Sanford and Clinton are just two in a long line of politicians who are motivated by something other than their heart and mind. The list is wonderfully bi-partisan. Here is the parade of shame from just the last two years: Chris Lee (R-NY), Eric Massa (D-NY), Mark Souder (R-IN), Anthony Weiner (D-NY), and David Wu (D-OR). Mercenary cable news use adultery as a ratings boon during the scandal and then profit on the residuals. Fox hired Sanford as a paid commentator, while CNN and Current TV hired disgraced Governor Elliott Spitzer as a host. This is the antithesis of ethical public behavior. Rome's pre-eminent political thinker, Cicero, defined this as “A good man speaking well”. Cashing-in on the scandal parade is neither.

Partisan acolytes for both sides have had to respond to these sex scandals by biting their tongues and finding ways to overcome sordid details and photos. It would be refreshing to hear just one of them simply say, “Okay, he’s an immoral a##hole, but we need his vote”.

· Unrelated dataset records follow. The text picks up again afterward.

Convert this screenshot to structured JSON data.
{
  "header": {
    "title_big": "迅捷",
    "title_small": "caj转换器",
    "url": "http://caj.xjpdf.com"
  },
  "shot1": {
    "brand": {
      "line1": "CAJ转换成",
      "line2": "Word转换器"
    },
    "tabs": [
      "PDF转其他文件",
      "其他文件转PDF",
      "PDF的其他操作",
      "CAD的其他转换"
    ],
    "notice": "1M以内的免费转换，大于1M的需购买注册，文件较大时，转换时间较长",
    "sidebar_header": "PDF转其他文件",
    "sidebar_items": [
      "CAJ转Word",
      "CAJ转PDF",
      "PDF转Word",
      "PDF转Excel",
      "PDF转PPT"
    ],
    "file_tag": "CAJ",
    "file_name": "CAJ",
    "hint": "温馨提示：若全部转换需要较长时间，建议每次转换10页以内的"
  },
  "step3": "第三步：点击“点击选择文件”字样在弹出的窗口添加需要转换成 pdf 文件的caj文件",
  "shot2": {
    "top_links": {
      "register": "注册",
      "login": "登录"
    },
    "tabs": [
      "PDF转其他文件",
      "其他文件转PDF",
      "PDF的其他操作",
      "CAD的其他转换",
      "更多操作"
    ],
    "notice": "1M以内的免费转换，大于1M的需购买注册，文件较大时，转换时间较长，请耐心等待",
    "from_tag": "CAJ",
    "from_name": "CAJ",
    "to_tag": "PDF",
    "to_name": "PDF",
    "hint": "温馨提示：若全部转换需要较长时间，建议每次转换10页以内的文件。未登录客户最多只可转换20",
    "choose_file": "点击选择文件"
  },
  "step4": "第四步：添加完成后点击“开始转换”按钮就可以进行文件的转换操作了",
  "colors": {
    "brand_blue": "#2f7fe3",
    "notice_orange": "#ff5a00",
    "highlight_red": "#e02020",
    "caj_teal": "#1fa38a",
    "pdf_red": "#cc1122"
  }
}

The changing world of mass social media and “Oprah-style” confessionals has altered our politics for the worse. Thankfully, there is still such a thing as indignation, founded on essentially conservative ethical principles.

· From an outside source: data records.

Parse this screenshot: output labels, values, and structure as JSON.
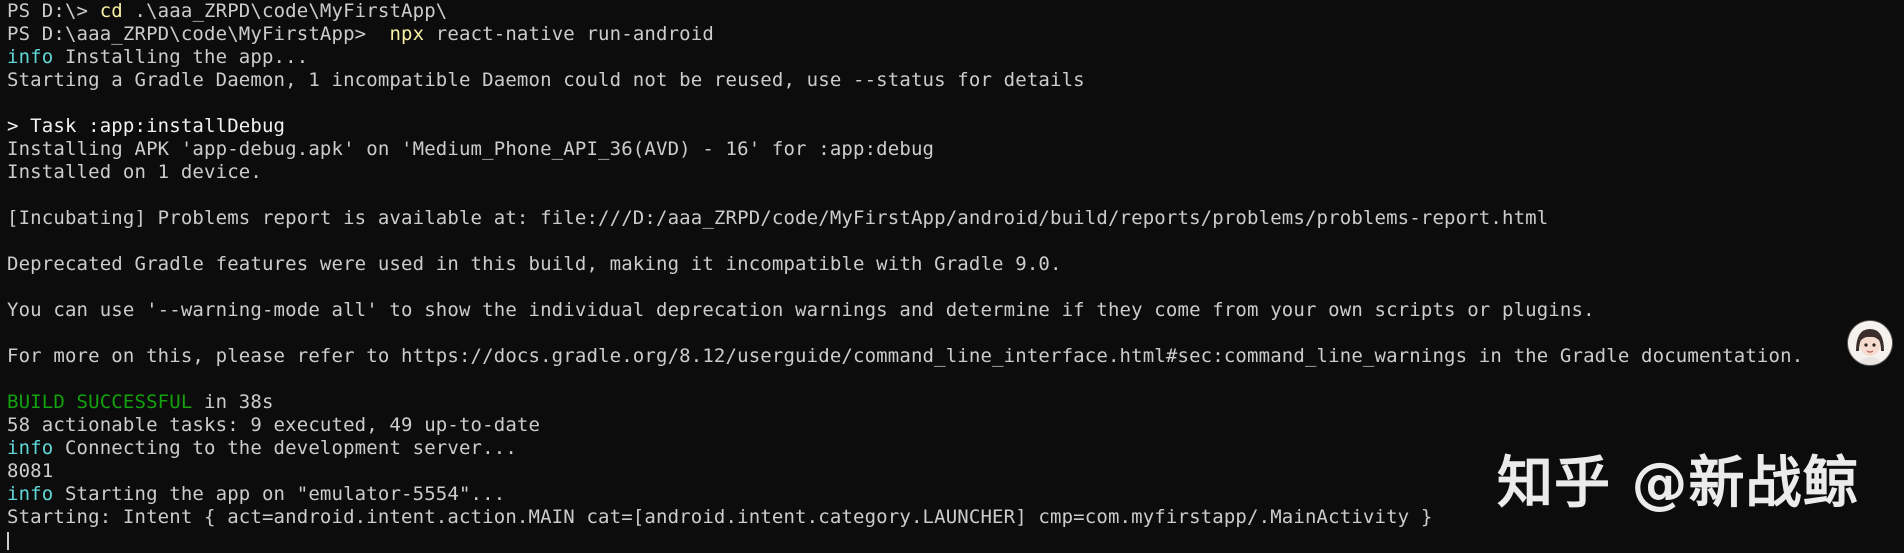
{
  "terminal": {
    "lines": [
      {
        "prompt": "PS D:\\> ",
        "cmd": "cd",
        "args": " .\\aaa_ZRPD\\code\\MyFirstApp\\"
      },
      {
        "prompt": "PS D:\\aaa_ZRPD\\code\\MyFirstApp>  ",
        "cmd": "npx",
        "args": " react-native run-android"
      },
      {
        "tag": "info",
        "text": " Installing the app..."
      },
      {
        "text": "Starting a Gradle Daemon, 1 incompatible Daemon could not be reused, use --status for details"
      },
      {
        "text": ""
      },
      {
        "text": "> Task :app:installDebug"
      },
      {
        "text": "Installing APK 'app-debug.apk' on 'Medium_Phone_API_36(AVD) - 16' for :app:debug"
      },
      {
        "text": "Installed on 1 device."
      },
      {
        "text": ""
      },
      {
        "text": "[Incubating] Problems report is available at: file:///D:/aaa_ZRPD/code/MyFirstApp/android/build/reports/problems/problems-report.html"
      },
      {
        "text": ""
      },
      {
        "text": "Deprecated Gradle features were used in this build, making it incompatible with Gradle 9.0."
      },
      {
        "text": ""
      },
      {
        "text": "You can use '--warning-mode all' to show the individual deprecation warnings and determine if they come from your own scripts or plugins."
      },
      {
        "text": ""
      },
      {
        "text": "For more on this, please refer to https://docs.gradle.org/8.12/userguide/command_line_interface.html#sec:command_line_warnings in the Gradle documentation."
      },
      {
        "text": ""
      },
      {
        "success": "BUILD SUCCESSFUL",
        "text": " in 38s"
      },
      {
        "text": "58 actionable tasks: 9 executed, 49 up-to-date"
      },
      {
        "tag": "info",
        "text": " Connecting to the development server..."
      },
      {
        "text": "8081"
      },
      {
        "tag": "info",
        "text": " Starting the app on \"emulator-5554\"..."
      },
      {
        "text": "Starting: Intent { act=android.intent.action.MAIN cat=[android.intent.category.LAUNCHER] cmp=com.myfirstapp/.MainActivity }"
      }
    ]
  },
  "watermark": {
    "text": "知乎 @新战鲸"
  },
  "colors": {
    "background": "#0c0c0c",
    "text": "#cccccc",
    "info": "#61d6d6",
    "success": "#13a10e",
    "command": "#f9f1a5"
  }
}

We have a test case for ethics in this Special Congressional election, which may be overshadowed by the basics of power politics. Republicans want to hold onto every Congressional seat, and deprive Democrats of anything that builds momentum for the November 2014 showdown. However, losing this special election may help Republicans achieve their long term objective to reinvent and reposition themselves for 2014 and 2016. Unfortunately, a Sanford victory sets-up the embarrassing tableau of Speaker Boehner swearing him in while former mistress, Maria Belen Chapur, holds the bible. Sanford would then go on to upstage Floor debates, committee meetings, fundraisers, and rallies.

Republicans clearly are wrestling with a major dilemma - whether the short term hunger for power trumps long term reasoning. Speaker Boehner endorsed Sanford, while the National Republican Congressional Committee has decided not to spend any more money on Sanford’s behalf ahead of the May 7 special election.

These observations come from the different perspectives of the two authors. We both agree that Sanford’s re-insertion into politics offends us both. It is a dilution of serious, ethical, political debate.

Scot Faulkner was Personnel Director for Reagan-Bush and the Chief Administrative Officer of the U.S. House of Representatives. Jonathan Riehl, J.D., Ph.D., is a communications consultant for political campaigns and national nonprofit organizations and former speechwriter for Luntz Research, and instructor in Communications Studies.